What would you like to focus on today? If it’s clustering and identifying cell populations we reccomend you use all the data and try to distinguish the different cell types. If it’s combining a few datasets and work on batch correction, we reccomend you focus on all malignant cells and work on the batch effects among tumors and identifying cell populations shared among them. If it’s identifying subtle differenced in clustering and trying also to identify lineages we reccomend you use one tumor. Most importantly, feel free to explore what ever interest you!

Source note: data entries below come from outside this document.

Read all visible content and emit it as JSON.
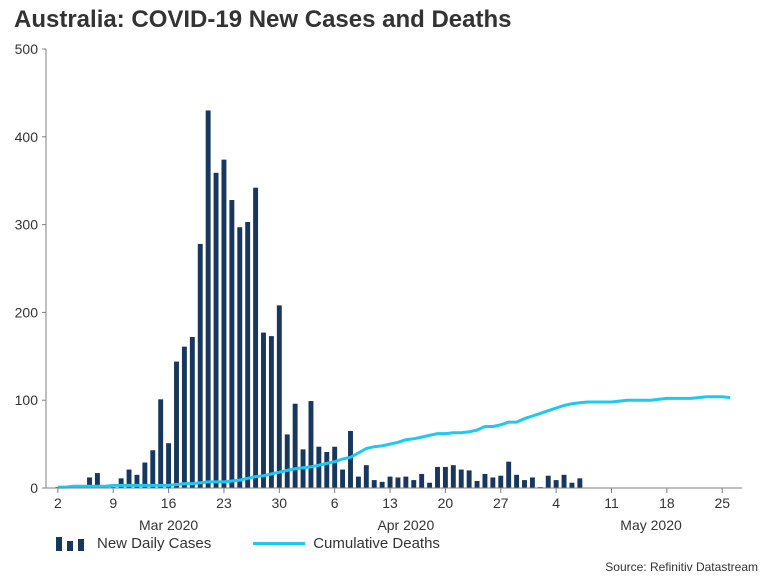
{
  "title": "Australia: COVID-19 New Cases and Deaths",
  "source": "Source: Refinitiv Datastream",
  "colors": {
    "cases": "#17375e",
    "deaths": "#1ec8f5",
    "axis": "#7f7f7f",
    "text": "#333333"
  },
  "legend": {
    "cases": "New Daily Cases",
    "deaths": "Cumulative Deaths"
  },
  "chart_data": {
    "type": "bar+line",
    "title": "Australia: COVID-19 New Cases and Deaths",
    "ylim": [
      0,
      500
    ],
    "yticks": [
      0,
      100,
      200,
      300,
      400,
      500
    ],
    "x_start_label": "2020-03-01",
    "day_ticks": [
      {
        "day": 1,
        "label": "2"
      },
      {
        "day": 8,
        "label": "9"
      },
      {
        "day": 15,
        "label": "16"
      },
      {
        "day": 22,
        "label": "23"
      },
      {
        "day": 29,
        "label": "30"
      },
      {
        "day": 36,
        "label": "6"
      },
      {
        "day": 43,
        "label": "13"
      },
      {
        "day": 50,
        "label": "20"
      },
      {
        "day": 57,
        "label": "27"
      },
      {
        "day": 64,
        "label": "4"
      },
      {
        "day": 71,
        "label": "11"
      },
      {
        "day": 78,
        "label": "18"
      },
      {
        "day": 85,
        "label": "25"
      }
    ],
    "month_labels": [
      {
        "day": 15,
        "label": "Mar 2020"
      },
      {
        "day": 45,
        "label": "Apr 2020"
      },
      {
        "day": 76,
        "label": "May 2020"
      }
    ],
    "series": [
      {
        "name": "New Daily Cases",
        "type": "bar",
        "values": [
          1,
          1,
          1,
          1,
          12,
          17,
          1,
          1,
          11,
          21,
          15,
          29,
          43,
          101,
          51,
          144,
          161,
          172,
          278,
          430,
          359,
          374,
          328,
          297,
          303,
          342,
          177,
          173,
          208,
          61,
          96,
          44,
          99,
          47,
          41,
          47,
          21,
          65,
          13,
          26,
          9,
          7,
          13,
          12,
          13,
          9,
          16,
          6,
          24,
          24,
          26,
          21,
          20,
          8,
          16,
          12,
          14,
          30,
          15,
          9,
          12,
          1,
          14,
          9,
          15,
          6,
          11
        ]
      },
      {
        "name": "Cumulative Deaths",
        "type": "line",
        "values": [
          1,
          1,
          2,
          2,
          2,
          2,
          2,
          3,
          3,
          3,
          3,
          3,
          3,
          3,
          3,
          4,
          5,
          5,
          6,
          7,
          7,
          7,
          8,
          9,
          11,
          13,
          14,
          16,
          18,
          20,
          22,
          23,
          24,
          26,
          28,
          30,
          33,
          35,
          40,
          45,
          47,
          48,
          50,
          52,
          55,
          56,
          58,
          60,
          62,
          62,
          63,
          63,
          64,
          66,
          70,
          70,
          72,
          75,
          75,
          79,
          82,
          85,
          88,
          91,
          94,
          96,
          97,
          98,
          98,
          98,
          98,
          99,
          100,
          100,
          100,
          100,
          101,
          102,
          102,
          102,
          102,
          103,
          104,
          104,
          104,
          103
        ]
      }
    ]
  }
}
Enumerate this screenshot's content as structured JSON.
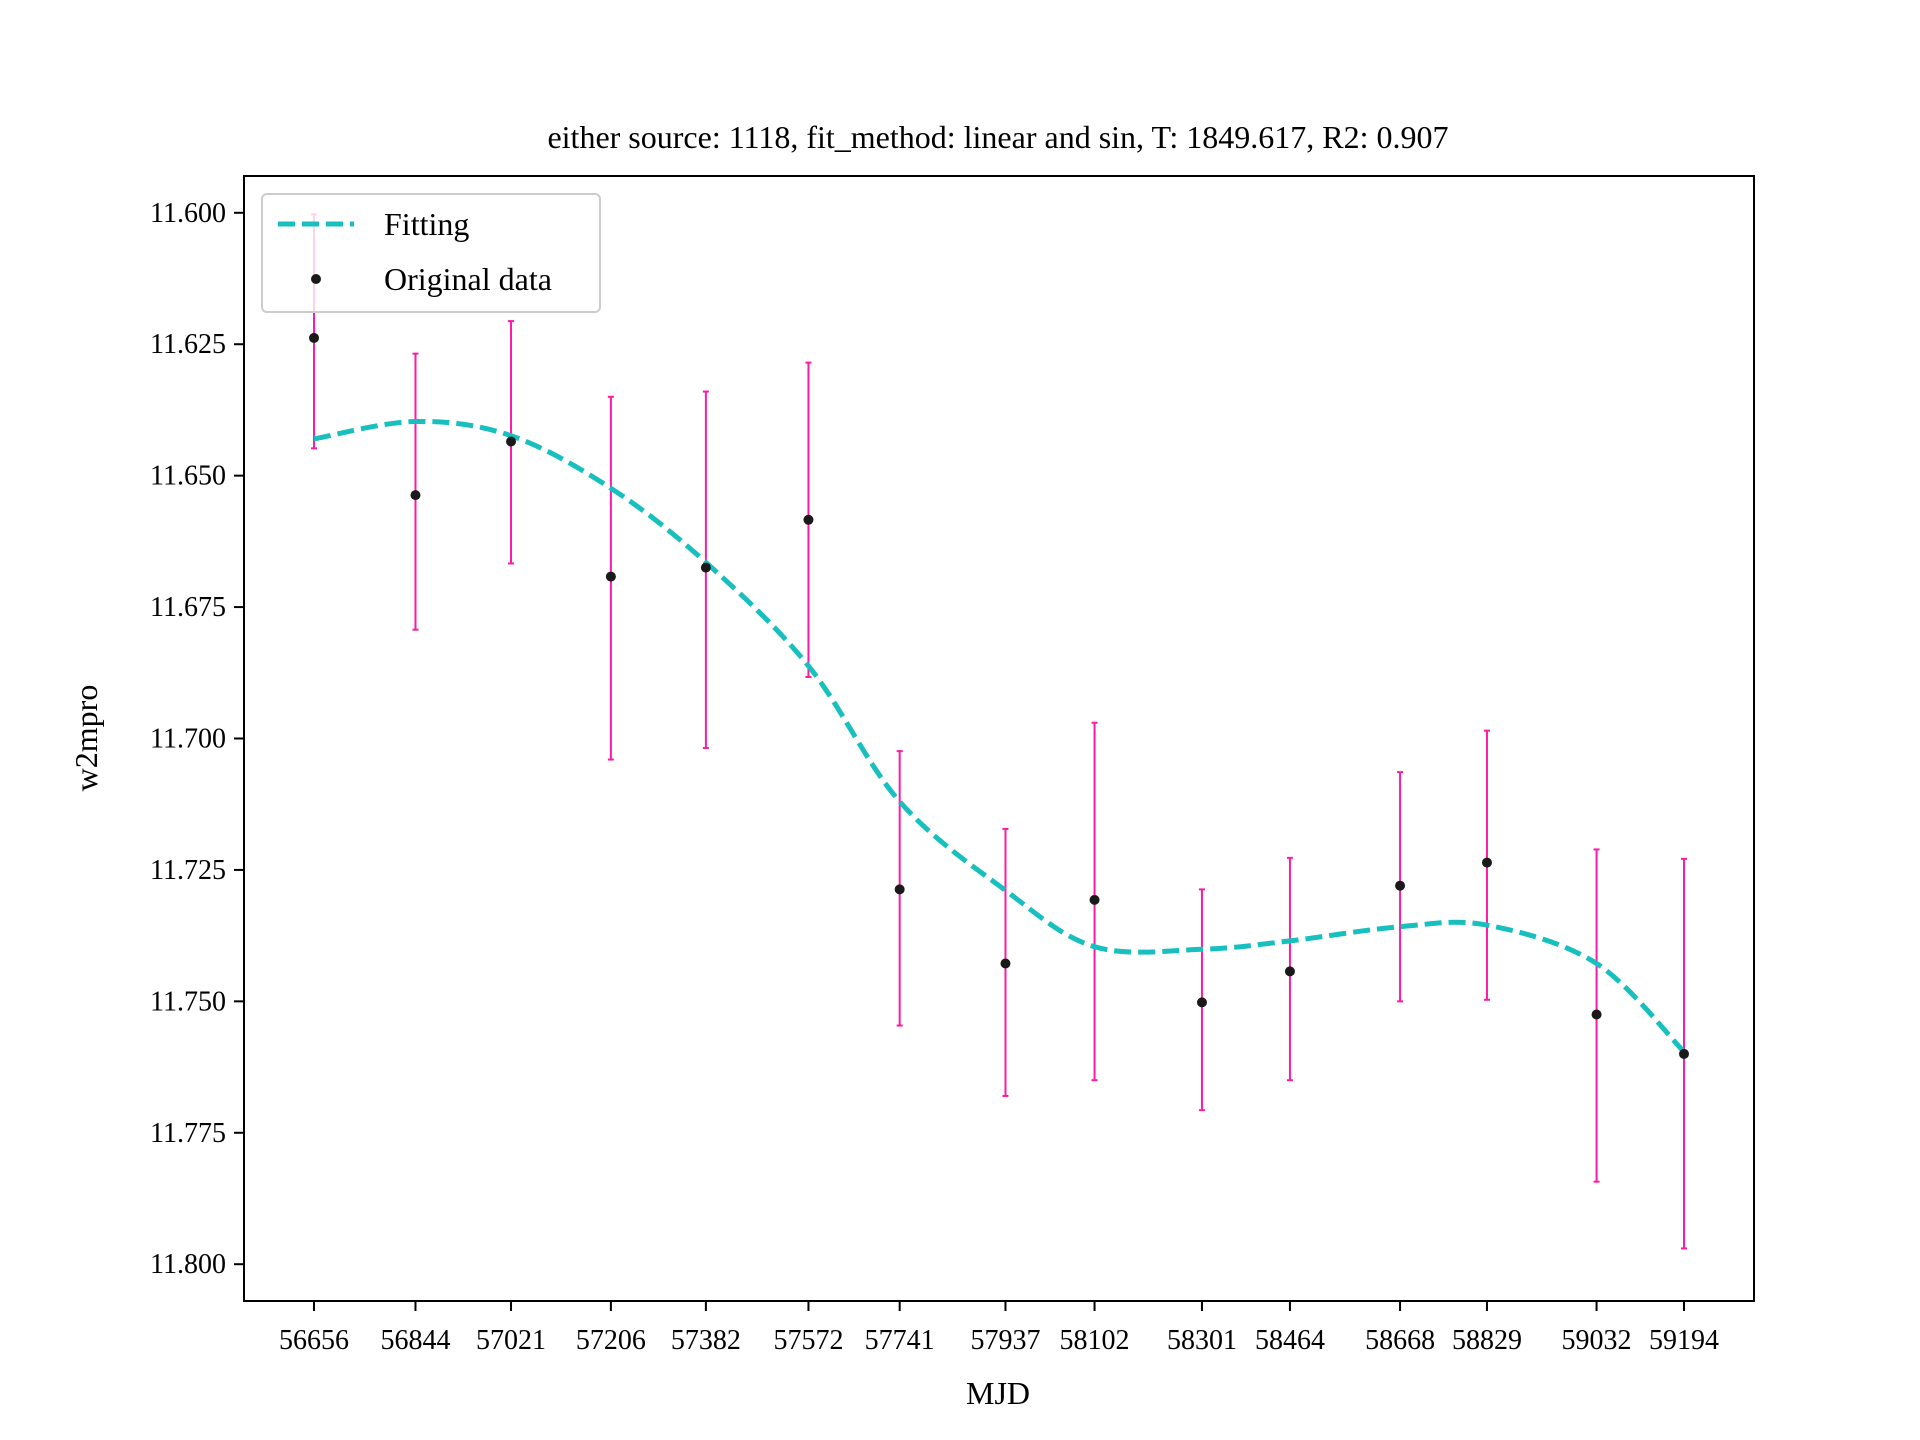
{
  "chart_data": {
    "type": "scatter",
    "title": "either source: 1118,  fit_method: linear and sin,  T: 1849.617,  R2: 0.907",
    "xlabel": "MJD",
    "ylabel": "w2mpro",
    "y_inverted": true,
    "ylim": [
      11.807,
      11.593
    ],
    "yticks": [
      11.6,
      11.625,
      11.65,
      11.675,
      11.7,
      11.725,
      11.75,
      11.775,
      11.8
    ],
    "ytick_labels": [
      "11.600",
      "11.625",
      "11.650",
      "11.675",
      "11.700",
      "11.725",
      "11.750",
      "11.775",
      "11.800"
    ],
    "x_categories": [
      "56656",
      "56844",
      "57021",
      "57206",
      "57382",
      "57572",
      "57741",
      "57937",
      "58102",
      "58301",
      "58464",
      "58668",
      "58829",
      "59032",
      "59194"
    ],
    "x_values": [
      56656,
      56844,
      57021,
      57206,
      57382,
      57572,
      57741,
      57937,
      58102,
      58301,
      58464,
      58668,
      58829,
      59032,
      59194
    ],
    "grid": false,
    "legend": {
      "placement": "top-left",
      "entries": [
        "Fitting",
        "Original data"
      ]
    },
    "colors": {
      "fit": "#17bfbf",
      "points": "#1a1a1a",
      "errorbars": "#ff1aa6"
    },
    "series": [
      {
        "name": "Original data",
        "y": [
          11.6238,
          11.6537,
          11.6435,
          11.6692,
          11.6675,
          11.6584,
          11.7287,
          11.7428,
          11.7307,
          11.7502,
          11.7443,
          11.728,
          11.7236,
          11.7525,
          11.76
        ],
        "yerr_low": [
          11.6003,
          11.6268,
          11.6206,
          11.635,
          11.634,
          11.6285,
          11.7024,
          11.7172,
          11.697,
          11.7287,
          11.7227,
          11.7064,
          11.6985,
          11.7211,
          11.7229
        ],
        "yerr_high": [
          11.6448,
          11.6793,
          11.6667,
          11.704,
          11.7018,
          11.6883,
          11.7546,
          11.768,
          11.765,
          11.7707,
          11.765,
          11.75,
          11.7497,
          11.7843,
          11.797
        ]
      },
      {
        "name": "Fitting",
        "y": [
          11.643,
          11.6397,
          11.6424,
          11.6524,
          11.6665,
          11.6862,
          11.712,
          11.7289,
          11.7396,
          11.7401,
          11.7385,
          11.7358,
          11.7355,
          11.7428,
          11.7596
        ]
      }
    ]
  }
}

# read the single cell RNA data
sc.data.dirname <- "data/lab20_DIY/"

# if your rstudio crashes and you would like to use a smaller dataset
counts <- read.table(file = paste0(sc.data.dirname,"/IDH_A_processed_data_portal_filtered.txt"), sep="\t", header = TRUE, row.names=1)
classification <- read.table(file = paste0(sc.data.dirname,"/IDH_A_cell_type_assignment_portal_filtered.txt"), sep="\t", header = TRUE)

Create a seurat object filtering out the very extreme cases.

seurat<-CreateSeuratObject(counts = counts, min.cells = 3, min.features = 350, project = "Astrocytomas")

## Warning: Feature names cannot have underscores ('_'), replacing with dashes
## ('-')

vec.cell.type <- classification$type
names(vec.cell.type) <- classification$cell_name
seurat <- AddMetaData(object = seurat, metadata = vec.cell.type, col.name = "cell_type")

vec.tumor.name <- classification$tumor_name
names(vec.tumor.name) <- classification$cell_name
seurat <- AddMetaData(object = seurat, metadata = vec.tumor.name, col.name = "tumor_name")

#Notice: Unfortunetlay this dataset does not provide mitochondrial genes so we cannot calculate percent.mito

# load resources
resources.dirname <- "data/resources/"

# Load the the list of house keeping genes
hkgenes <- read.table(paste0(resources.dirname,"/tirosh_house_keeping.txt"), skip = 2)
hkgenes <- as.vector(hkgenes$V1)

# remove hkgenes that were not found
hkgenes.found <- which(toupper(rownames(seurat@assays$RNA)) %in% hkgenes)
n.expressed.hkgenes <- Matrix::colSums(seurat@assays$RNA[hkgenes.found, ] > 0)
seurat <- AddMetaData(object = seurat, metadata = n.expressed.hkgenes, col.name = "n.exp.hkgenes")
VlnPlot(object = seurat, features = c("nFeature_RNA", "nCount_RNA","n.exp.hkgenes"), ncol = 3)

You can start by filtering extreme outliers if you would like (just replace the ‘?’)

seurat <- subset(seurat, subset = nFeature_RNA > ? & nFeature_RNA < ? & n.exp.hkgenes > ?)

And normalize:

seurat <- NormalizeData(object = seurat, normalization.method = "LogNormalize", scale.factor = 1e4)

# Read in a list of cell cycle markers, from Tirosh et al, 2015.
# We can segregate this list into markers of G2/M phase and markers of S phase.
s.genes <- Seurat::cc.genes$s.genes
g2m.genes <- Seurat::cc.genes$g2m.genes
seurat <- CellCycleScoring(object = seurat, s.features = s.genes, g2m.features = g2m.genes, set.ident = TRUE)

seurat <- AddModuleScore(object = seurat, features = list(read.table(paste0(resources.dirname,"astro_genes.txt"))$V1), name = "astro_signature")

seurat <- AddModuleScore(object = seurat, features = list(read.table(paste0(resources.dirname,"oligo_genes.txt"))$V1), name = "oligo_signature")

seurat <- AddModuleScore(object = seurat, features = list(read.table(paste0(resources.dirname,"stemness_genes.txt"))$V1), name = "stemness_signature")

NOTICE: THESE FOLLOWING COMMANDS WILL ONLY WORK AFTER CREATEING UMAP/tSNE Here are useful markers that can be used to explore the clusters after you will cluster the data

FeaturePlot(seurat, features = c("CD14","CSF1R","FCER1G","FCGR3A")) # markers for macrophages
FeaturePlot(seurat, features = c("MBP","MAG","MOG")) # markers for oligodendrocytes

And a few useful commands, that can be used after clustering:

# notice that the name of the signature is the name you assigned to it, plus "1" that seurat is adding to it
FeaturePlot(seurat, features = c("oligo_signature1","astro_signature1","stemness_signature1"))

If you want to focus on just malignant cells, or just one tumor at a time

seurat.malignant<- subset(seurat, subset = cell_type == "malignant") #keep only malignant cells
seurat.malignant.MGH107<- subset(seurat.malignant, subset = tumor_name == "MGH107neg") #keep only malignant MGH107 cells
seurat.malignant.MGH44<- subset(seurat.malignant, subset = tumor_name == "MGH44") #keep only malignant MGH44 cells

Ok, you are ready! Discuss what you wish to explore and go for it!